L'homme soupira, cédant face au tourbillon de questions qui s'acharnaient sur lui :
— Ça se voit dans tes yeux que tu es encore ignare de la vie. As-tu déjà perdu quelqu'un de cher, gamin ?
— Cela ne vous regarde pas, bredouillai-je.
— J'en conclus donc que oui. Aimerais-tu me raconter comment cette personne est décédée ?

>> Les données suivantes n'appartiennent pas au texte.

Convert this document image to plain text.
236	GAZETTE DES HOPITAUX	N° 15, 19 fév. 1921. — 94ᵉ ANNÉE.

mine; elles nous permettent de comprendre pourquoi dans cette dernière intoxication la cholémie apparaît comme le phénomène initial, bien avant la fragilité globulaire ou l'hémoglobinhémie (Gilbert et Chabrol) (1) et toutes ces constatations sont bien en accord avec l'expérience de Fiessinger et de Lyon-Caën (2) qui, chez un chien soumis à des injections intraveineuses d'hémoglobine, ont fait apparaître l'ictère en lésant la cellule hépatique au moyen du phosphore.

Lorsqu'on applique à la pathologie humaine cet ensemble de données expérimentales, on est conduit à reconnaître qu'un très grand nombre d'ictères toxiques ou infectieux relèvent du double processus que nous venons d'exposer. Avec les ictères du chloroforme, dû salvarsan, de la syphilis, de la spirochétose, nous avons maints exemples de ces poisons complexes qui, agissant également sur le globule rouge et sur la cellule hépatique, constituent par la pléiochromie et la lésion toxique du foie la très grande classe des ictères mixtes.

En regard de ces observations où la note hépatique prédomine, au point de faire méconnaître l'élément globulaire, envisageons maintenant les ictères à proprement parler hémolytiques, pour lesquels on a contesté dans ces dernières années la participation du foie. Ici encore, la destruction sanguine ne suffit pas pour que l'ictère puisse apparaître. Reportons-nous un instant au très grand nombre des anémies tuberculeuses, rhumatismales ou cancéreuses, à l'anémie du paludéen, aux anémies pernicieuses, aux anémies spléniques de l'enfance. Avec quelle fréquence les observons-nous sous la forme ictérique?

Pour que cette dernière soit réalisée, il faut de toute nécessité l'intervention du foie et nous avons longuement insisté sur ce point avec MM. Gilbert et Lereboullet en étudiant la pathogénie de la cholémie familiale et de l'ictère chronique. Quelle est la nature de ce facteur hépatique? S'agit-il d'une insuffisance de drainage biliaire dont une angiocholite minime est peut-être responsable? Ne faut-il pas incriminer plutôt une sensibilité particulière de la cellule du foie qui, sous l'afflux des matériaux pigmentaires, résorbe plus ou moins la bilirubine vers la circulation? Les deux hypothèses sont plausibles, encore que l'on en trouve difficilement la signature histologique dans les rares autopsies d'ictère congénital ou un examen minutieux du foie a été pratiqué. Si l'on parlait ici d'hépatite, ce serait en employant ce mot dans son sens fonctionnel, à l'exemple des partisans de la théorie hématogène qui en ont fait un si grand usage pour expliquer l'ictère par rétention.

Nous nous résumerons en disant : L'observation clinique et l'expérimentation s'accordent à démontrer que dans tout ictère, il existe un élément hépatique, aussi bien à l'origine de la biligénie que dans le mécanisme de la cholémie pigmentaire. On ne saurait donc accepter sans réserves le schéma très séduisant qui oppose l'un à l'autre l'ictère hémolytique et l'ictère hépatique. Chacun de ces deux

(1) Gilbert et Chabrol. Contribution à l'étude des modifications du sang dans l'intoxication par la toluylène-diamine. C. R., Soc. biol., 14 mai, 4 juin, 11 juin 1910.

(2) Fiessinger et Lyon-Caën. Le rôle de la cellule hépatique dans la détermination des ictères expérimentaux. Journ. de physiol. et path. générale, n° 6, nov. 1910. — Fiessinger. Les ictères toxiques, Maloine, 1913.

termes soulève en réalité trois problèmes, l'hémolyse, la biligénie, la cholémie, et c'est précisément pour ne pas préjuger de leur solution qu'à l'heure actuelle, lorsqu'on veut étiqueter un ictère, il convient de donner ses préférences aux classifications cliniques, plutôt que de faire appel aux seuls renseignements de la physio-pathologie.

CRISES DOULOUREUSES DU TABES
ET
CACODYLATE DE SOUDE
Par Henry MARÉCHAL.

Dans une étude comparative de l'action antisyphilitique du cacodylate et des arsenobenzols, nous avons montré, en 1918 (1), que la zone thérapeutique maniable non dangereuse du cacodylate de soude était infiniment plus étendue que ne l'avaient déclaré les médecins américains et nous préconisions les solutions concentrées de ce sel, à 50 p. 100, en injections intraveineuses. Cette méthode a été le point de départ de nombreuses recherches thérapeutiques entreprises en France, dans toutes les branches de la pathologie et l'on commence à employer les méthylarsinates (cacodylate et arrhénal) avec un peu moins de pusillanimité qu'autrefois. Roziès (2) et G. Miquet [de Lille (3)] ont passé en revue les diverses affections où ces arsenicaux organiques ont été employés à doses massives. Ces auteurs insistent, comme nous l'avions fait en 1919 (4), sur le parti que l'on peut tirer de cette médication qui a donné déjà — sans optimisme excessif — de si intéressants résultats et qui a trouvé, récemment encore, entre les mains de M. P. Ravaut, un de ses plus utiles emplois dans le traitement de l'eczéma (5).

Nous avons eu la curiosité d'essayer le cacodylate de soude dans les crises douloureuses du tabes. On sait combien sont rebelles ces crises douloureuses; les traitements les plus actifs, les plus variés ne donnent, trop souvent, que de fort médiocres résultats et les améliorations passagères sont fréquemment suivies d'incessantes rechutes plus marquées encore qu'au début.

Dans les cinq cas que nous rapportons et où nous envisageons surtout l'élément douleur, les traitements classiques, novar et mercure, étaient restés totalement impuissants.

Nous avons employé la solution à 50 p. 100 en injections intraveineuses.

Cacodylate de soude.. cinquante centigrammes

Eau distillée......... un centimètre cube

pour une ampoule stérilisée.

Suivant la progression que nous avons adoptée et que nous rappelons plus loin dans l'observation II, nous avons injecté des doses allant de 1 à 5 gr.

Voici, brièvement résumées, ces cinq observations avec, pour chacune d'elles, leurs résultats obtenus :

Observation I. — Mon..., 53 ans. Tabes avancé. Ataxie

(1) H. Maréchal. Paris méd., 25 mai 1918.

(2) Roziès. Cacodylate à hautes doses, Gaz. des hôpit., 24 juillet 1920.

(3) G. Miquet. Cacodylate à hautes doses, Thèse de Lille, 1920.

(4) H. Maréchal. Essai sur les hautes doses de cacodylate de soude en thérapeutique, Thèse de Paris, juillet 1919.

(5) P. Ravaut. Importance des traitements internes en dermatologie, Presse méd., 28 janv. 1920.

Je grinçai les dents. Ce pauvre fou ne méritait même pas que je prononce le nom de celle qui m'avait appris ce que c'était qu'aimer ! Il me croyait ignare et puéril, mais j'étais des millions de fois plus âgé que lui et j'avais vécu la pire des tragédies. Mon âme était simplement brisée... J'attrapai une chaise et m'assis, déclarant d'un air songeur :
— Nous vivons tous un deuil au moins une fois dans notre vie. Humain comme inhumain, nous partageons la même souffrance lorsqu'il s'agit de perdre un être qui nous est cher. Le vrai bonheur n'existe pas, car la vie se charge de l'effacer quand vous ne faites même que l'effleurer.
— Tu me sembles bien sage d'un coup, jeune homme.
— Plus de gamin ? demandai-je souriant.
— Plus de gamin, répondit l'humain à son tour.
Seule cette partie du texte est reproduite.